Salary for physicians is not new in Canada. Several places, including Community Health Centres, have doctors on salary and it works quite well. It’s something medicare allies have been promoting for a long time.
The Fraser Institute mentions that Swedish physicians are salaried, but they do not recommend that Canada does the same. Instead, they recommend a large fee-for-service component into a blended funding formula. So one of the biggest cost-saving measures between Sweden and Canada is eliminated immediately.
The other area of spending that competes with physicians for the number 1 spot (and often surpasses them) is in pharmaceuticals. Sweden has a universal pharmacare program. It does include co-pays of up to $200 or so a year. But pharmaceuticals are mostly covered by taxes.
Canada on the other hand, pays the second-highest price in the developed world for medicines. Proposed trade deals with Europe and the Transatlantic will increase those costs even more. So, recommending that Canada adopt a national pharmaceutical plan that will lower drug costs seems reasonable. But that’s not what the Fraser Institute recommends. In fact, they almost skip over that major detail entirely!
The same goes for dental care. Sweden has a universal dental care program. The Fraser institute lists major differences between the health models of Canada and Sweden but they do not list dental care or pharmacare as one of these.
The report ignores long-term care which is mostly publicly financed but increasingly privately provided. Perhaps the Fraser Institute did this because of the bad press private facilities in Sweden have received, notably the rule to weigh patients diapers before changing them to ensure they’re at “full capacity”. For-profit facilities need create profit for their investors. They will do it at any and all costs.
Sweden has been criticized several times for inequitable access to health care, particularly for those in more rural or remote areas. Private health care is driven by profits, not rights, and therefore private facilities do not operate in areas that they cannot make a profit. City Councils –the body in charge of community health services in Sweden — have been unable to persuade private facilities to operate in more remote areas. This leaves large gaps in accessibility for many people.
Let’s not forget about Sweden’s generous social services and focus on preventative health. There’s more to health care then just hospitals and health professionals, there are the social determinants of health. Low poverty levels and accessible and broad social services mean healthier citizens who may need less care. The reality in Canada is unfortunately very different and until we seriously address our social determinants of health, we can’t compare ourselves to a country that has largely done this. Assuming that our populations’ needs will be similar to Sweden’s is just poor research.
Most of the Fraser Institute’s suggestions have already been tried in Canada. A parallel public-private health-care system where doctors can work in both systems proved to increase wait times for everyone in Quebec. Doctors artificially lengthening the wait times of their public patients so that they could treat them in their private practices (see: (see: Duplicate Private Health Care Insurance: Potential Implications for Quebec and Canada. Odette Madore. Economics Division, Parliament of Canada. 20 March 2006). Alberta’s flagship private hospital, the Health Resource Centre went bankrupt a few years ago leaving patients in limbo and taxpayers holding large bills to keep the lights on.
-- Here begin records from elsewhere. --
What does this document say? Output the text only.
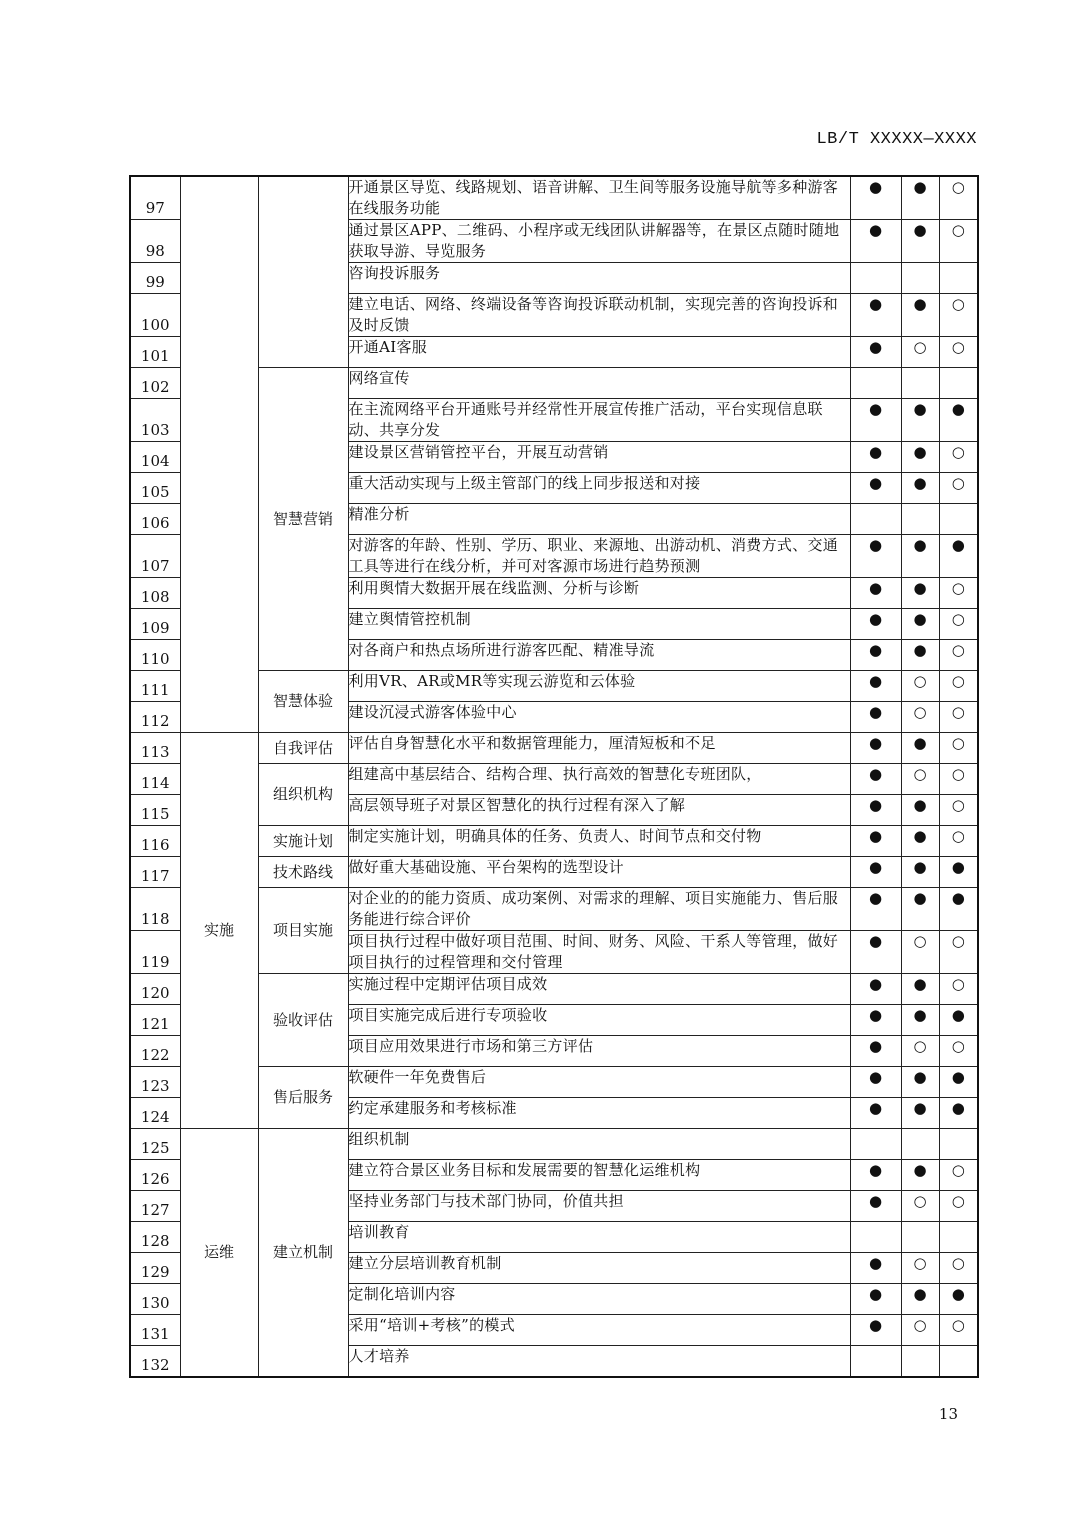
LB/T XXXXX—XXXX
97			开通景区导览、线路规划、语音讲解、卫生间等服务设施导航等多种游客在线服务功能	●	●	○
98			通过景区APP、二维码、小程序或无线团队讲解器等，在景区点随时随地获取导游、导览服务	●	●	○
99			咨询投诉服务			
100			建立电话、网络、终端设备等咨询投诉联动机制，实现完善的咨询投诉和及时反馈	●	●	○
101			开通AI客服	●	○	○
102		智慧营销	网络宣传			
103			在主流网络平台开通账号并经常性开展宣传推广活动，平台实现信息联动、共享分发	●	●	●
104			建设景区营销管控平台，开展互动营销	●	●	○
105			重大活动实现与上级主管部门的线上同步报送和对接	●	●	○
106			精准分析			
107			对游客的年龄、性别、学历、职业、来源地、出游动机、消费方式、交通工具等进行在线分析，并可对客源市场进行趋势预测	●	●	●
108			利用舆情大数据开展在线监测、分析与诊断	●	●	○
109			建立舆情管控机制	●	●	○
110			对各商户和热点场所进行游客匹配、精准导流	●	●	○
111		智慧体验	利用VR、AR或MR等实现云游览和云体验	●	○	○
112			建设沉浸式游客体验中心	●	○	○
113	实施	自我评估	评估自身智慧化水平和数据管理能力，厘清短板和不足	●	●	○
114		组织机构	组建高中基层结合、结构合理、执行高效的智慧化专班团队，	●	○	○
115			高层领导班子对景区智慧化的执行过程有深入了解	●	●	○
116		实施计划	制定实施计划，明确具体的任务、负责人、时间节点和交付物	●	●	○
117		技术路线	做好重大基础设施、平台架构的选型设计	●	●	●
118		项目实施	对企业的的能力资质、成功案例、对需求的理解、项目实施能力、售后服务能进行综合评价	●	●	●
119			项目执行过程中做好项目范围、时间、财务、风险、干系人等管理，做好项目执行的过程管理和交付管理	●	○	○
120		验收评估	实施过程中定期评估项目成效	●	●	○
121			项目实施完成后进行专项验收	●	●	●
122			项目应用效果进行市场和第三方评估	●	○	○
123		售后服务	软硬件一年免费售后	●	●	●
124			约定承建服务和考核标准	●	●	●
125	运维	建立机制	组织机制			
126			建立符合景区业务目标和发展需要的智慧化运维机构	●	●	○
127			坚持业务部门与技术部门协同，价值共担	●	○	○
128			培训教育			
129			建立分层培训教育机制	●	○	○
130			定制化培训内容	●	●	●
131			采用“培训+考核”的模式	●	○	○
132			人才培养			
13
The Swedish system allows for queue jumping. Although the Fraser Institute does not term it this way, they seem satisfies that Swedes can pay for private health insurance that gets them to the front of the line. This insurance is expensive, so only the wealthiest would benefit. Poll after poll in Canada has shown that we don’t share this value with Sweden. In Canada, your quality and right to life is not dependent on your ability to pay.
The Fraser institute is not recommending a fully private health-care system. Instead they’re suggesting that we have a parallel public-private system. This allows for-profit health care to cherry pick the healthiest and wealthiest patients. A public system is needed for the other 99 per cent of us and the chronically ill. What this means is that the public system needs to exist to grow the private sector’s profits.
The report ends by suggesting that Canada scrap the Canada Health Act because it impedes on private interest to make a profit off us and our patients. Sweden’s health-care system has lots going for it, the good stuff is just largely absent from this report.